Ffauve avait annoncé une boucle de 5 000 kilomètres en 15 jours, depuis Besançon, dans le Doubs, jusqu’au circuit de Charade, près de Clermont-Ferrand (63). Et ce, en empruntant les routes de 9 pays : France, Allemagne, Autriche, Hongrie, Roumanie, Serbie, Croatie, et Italie.
Les concurrents ont été accueillis, entre autres, par le constructeur slovène d’avions Pipistrel, le concepteur croate de supercars Rimac en charge de booster la marque Bugatti, Sono Motors qui s’apprête à répandre sa citadine solaire Sion, et le rétrofiteur français Marc Areny installé en Roumanie.

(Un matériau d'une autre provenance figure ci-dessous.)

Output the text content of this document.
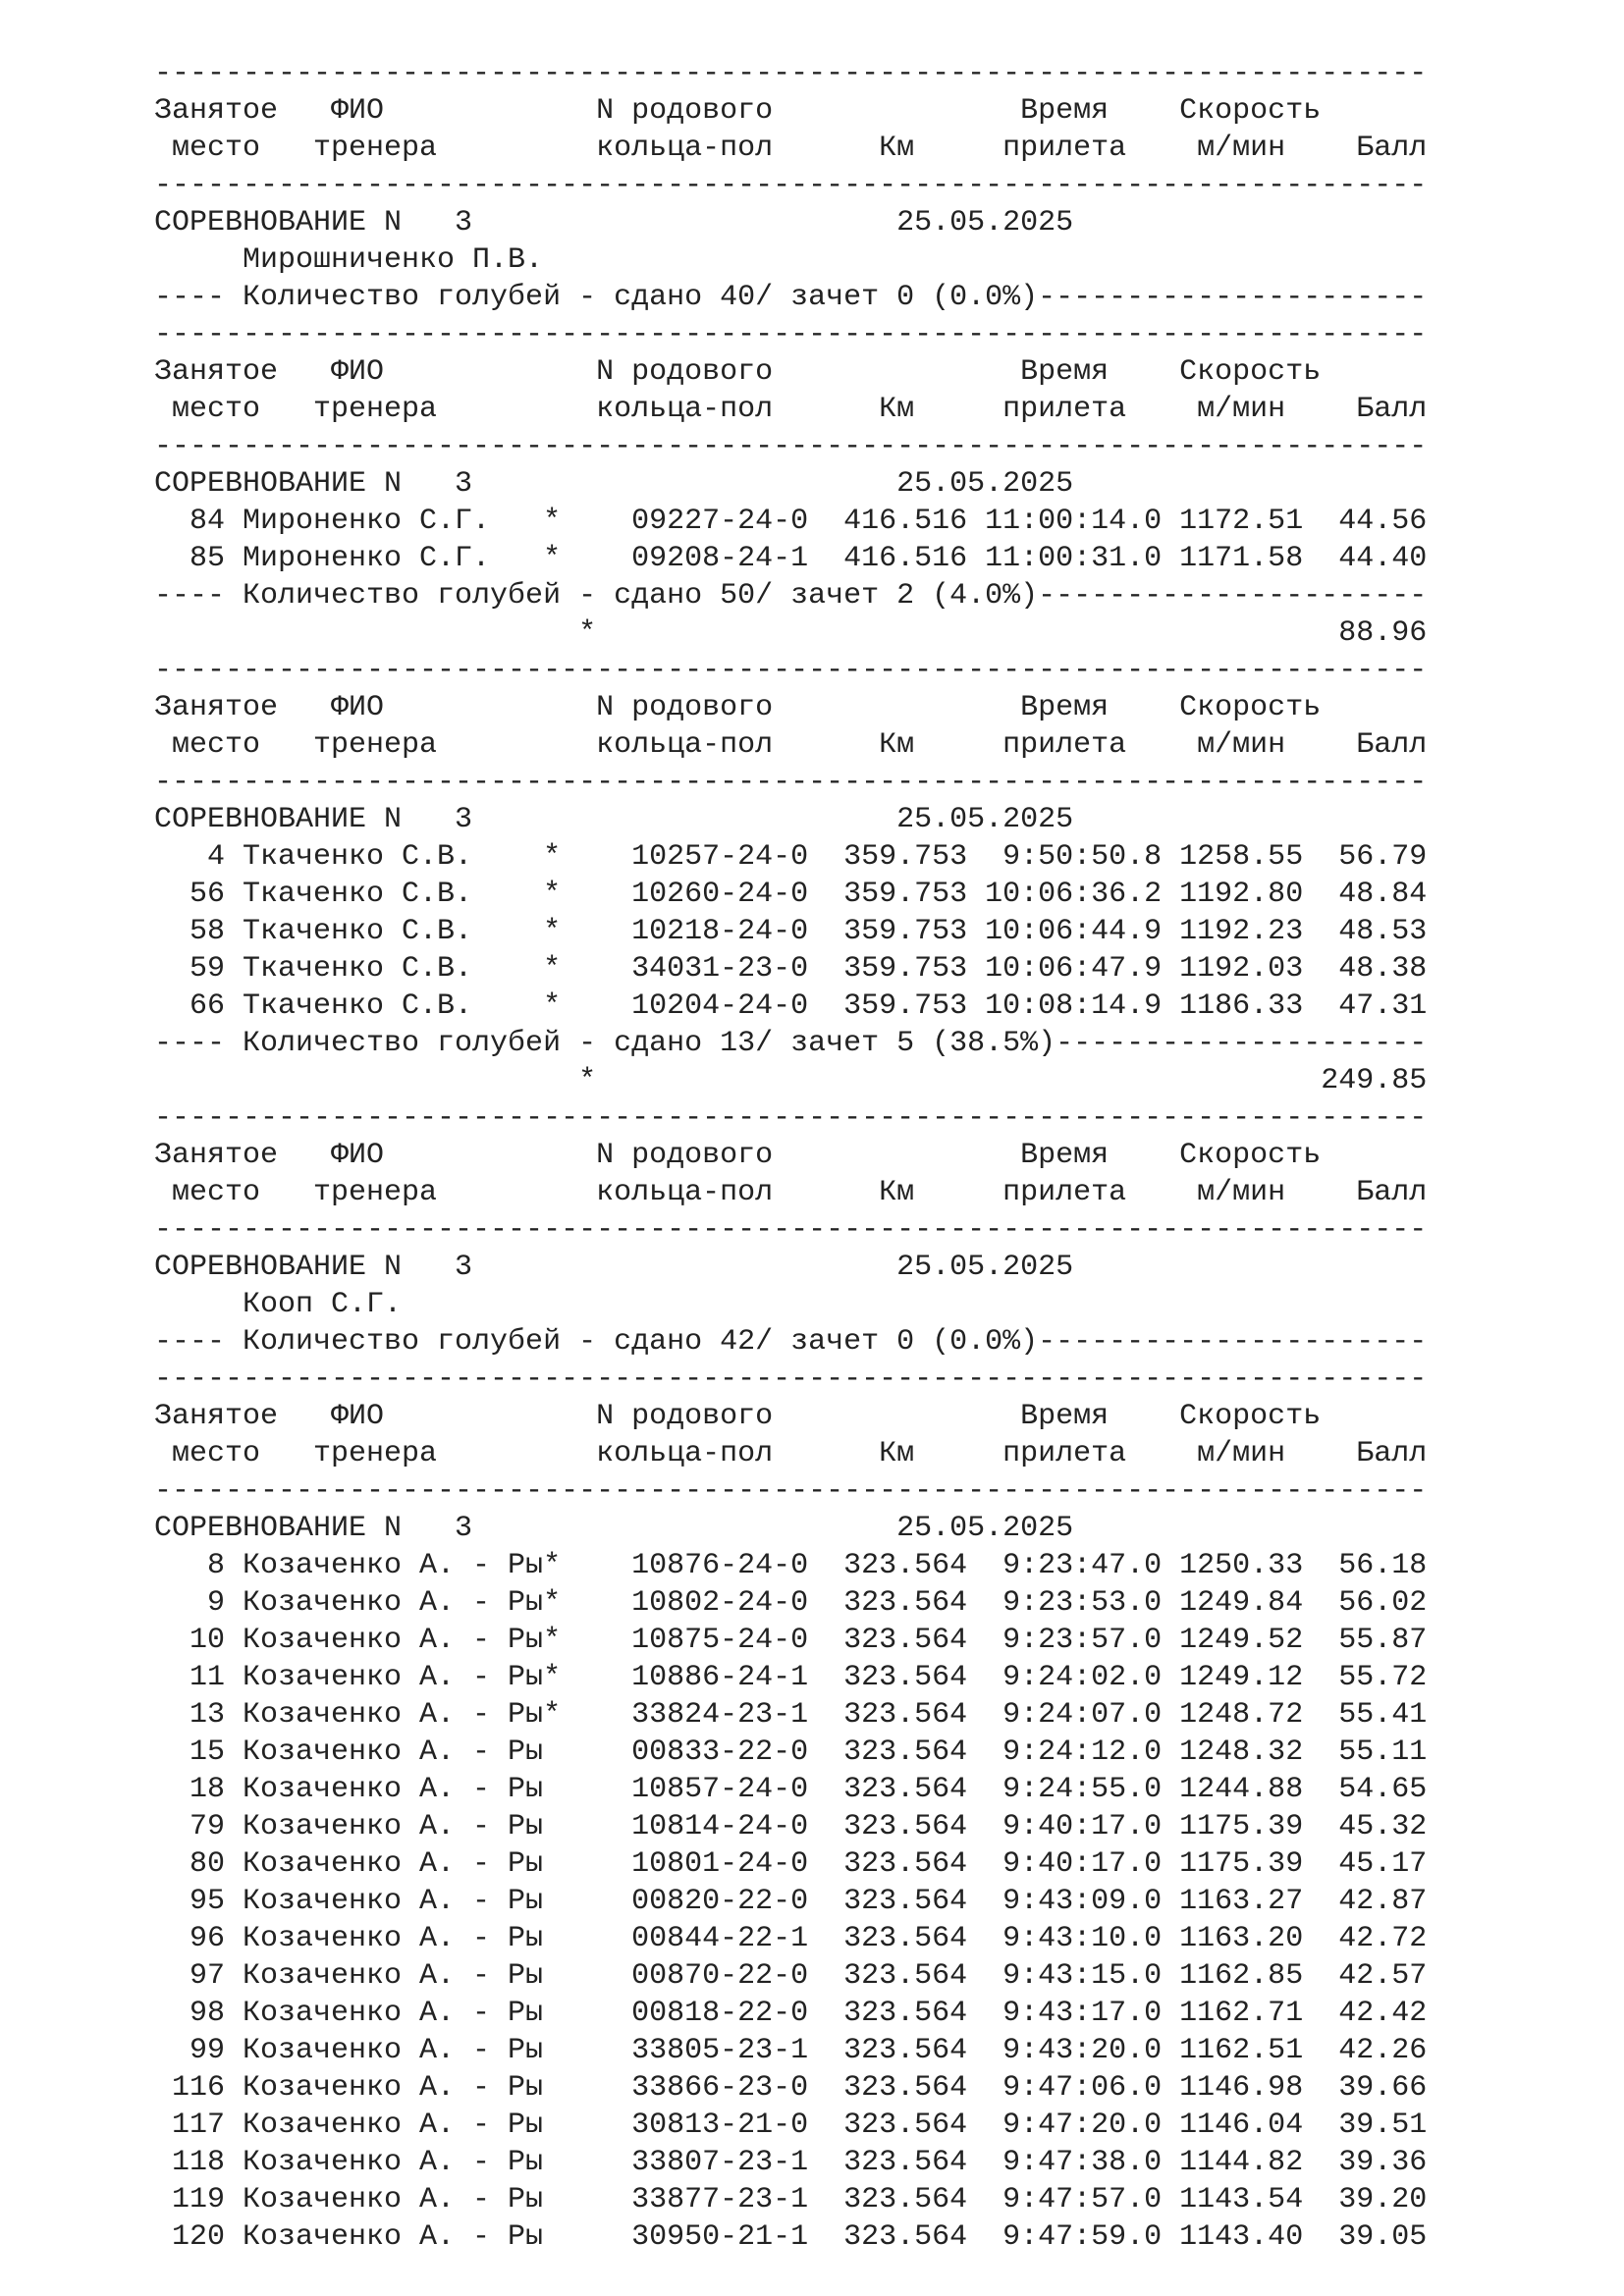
------------------------------------------------------------------------
Занятое   ФИО            N родового              Время    Скорость
место   тренера         кольца-пол      Км     прилета    м/мин    Балл
------------------------------------------------------------------------
СОРЕВНОВАНИЕ N   3                        25.05.2025
Мирошниченко П.В.
---- Количество голубей - сдано 40/ зачет 0 (0.0%)----------------------
------------------------------------------------------------------------
Занятое   ФИО            N родового              Время    Скорость
место   тренера         кольца-пол      Км     прилета    м/мин    Балл
------------------------------------------------------------------------
СОРЕВНОВАНИЕ N   3                        25.05.2025
84 Мироненко С.Г.   *    09227-24-0  416.516 11:00:14.0 1172.51  44.56
85 Мироненко С.Г.   *    09208-24-1  416.516 11:00:31.0 1171.58  44.40
---- Количество голубей - сдано 50/ зачет 2 (4.0%)----------------------
*                                          88.96
------------------------------------------------------------------------
Занятое   ФИО            N родового              Время    Скорость
место   тренера         кольца-пол      Км     прилета    м/мин    Балл
------------------------------------------------------------------------
СОРЕВНОВАНИЕ N   3                        25.05.2025
4 Ткаченко С.В.    *    10257-24-0  359.753  9:50:50.8 1258.55  56.79
56 Ткаченко С.В.    *    10260-24-0  359.753 10:06:36.2 1192.80  48.84
58 Ткаченко С.В.    *    10218-24-0  359.753 10:06:44.9 1192.23  48.53
59 Ткаченко С.В.    *    34031-23-0  359.753 10:06:47.9 1192.03  48.38
66 Ткаченко С.В.    *    10204-24-0  359.753 10:08:14.9 1186.33  47.31
---- Количество голубей - сдано 13/ зачет 5 (38.5%)---------------------
*                                         249.85
------------------------------------------------------------------------
Занятое   ФИО            N родового              Время    Скорость
место   тренера         кольца-пол      Км     прилета    м/мин    Балл
------------------------------------------------------------------------
СОРЕВНОВАНИЕ N   3                        25.05.2025
Кооп С.Г.
---- Количество голубей - сдано 42/ зачет 0 (0.0%)----------------------
------------------------------------------------------------------------
Занятое   ФИО            N родового              Время    Скорость
место   тренера         кольца-пол      Км     прилета    м/мин    Балл
------------------------------------------------------------------------
СОРЕВНОВАНИЕ N   3                        25.05.2025
8 Козаченко А. - Ры*    10876-24-0  323.564  9:23:47.0 1250.33  56.18
9 Козаченко А. - Ры*    10802-24-0  323.564  9:23:53.0 1249.84  56.02
10 Козаченко А. - Ры*    10875-24-0  323.564  9:23:57.0 1249.52  55.87
11 Козаченко А. - Ры*    10886-24-1  323.564  9:24:02.0 1249.12  55.72
13 Козаченко А. - Ры*    33824-23-1  323.564  9:24:07.0 1248.72  55.41
15 Козаченко А. - Ры     00833-22-0  323.564  9:24:12.0 1248.32  55.11
18 Козаченко А. - Ры     10857-24-0  323.564  9:24:55.0 1244.88  54.65
79 Козаченко А. - Ры     10814-24-0  323.564  9:40:17.0 1175.39  45.32
80 Козаченко А. - Ры     10801-24-0  323.564  9:40:17.0 1175.39  45.17
95 Козаченко А. - Ры     00820-22-0  323.564  9:43:09.0 1163.27  42.87
96 Козаченко А. - Ры     00844-22-1  323.564  9:43:10.0 1163.20  42.72
97 Козаченко А. - Ры     00870-22-0  323.564  9:43:15.0 1162.85  42.57
98 Козаченко А. - Ры     00818-22-0  323.564  9:43:17.0 1162.71  42.42
99 Козаченко А. - Ры     33805-23-1  323.564  9:43:20.0 1162.51  42.26
116 Козаченко А. - Ры     33866-23-0  323.564  9:47:06.0 1146.98  39.66
117 Козаченко А. - Ры     30813-21-0  323.564  9:47:20.0 1146.04  39.51
118 Козаченко А. - Ры     33807-23-1  323.564  9:47:38.0 1144.82  39.36
119 Козаченко А. - Ры     33877-23-1  323.564  9:47:57.0 1143.54  39.20
120 Козаченко А. - Ры     30950-21-1  323.564  9:47:59.0 1143.40  39.05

« En ce qui me concerne, le périple s’est étendu sur 6 200 km. J’ai d’abord dû prendre livraison de ma moto au pied du mont Blanc. Et le retour s’est étendu jusque Paris. Je venais juste d’acheter l’Energica, un modèle de démonstration avec 700 km au compteur. Il en affiche désormais plus de 11 000, 2 mois plus tard, en grande partie du fait de ma participation au Transylvanie Electric Tour », précise notre interlocuteur.
« Je suis venu à la mobilité électrique en 2009 avec des vélos de ma propre fabrication. J’ai assez vite abandonné cette voie, car je rencontrais des problèmes pour les faire assurer, vu qu’ils n’étaient pas homologués », lance Jérémie Noirot.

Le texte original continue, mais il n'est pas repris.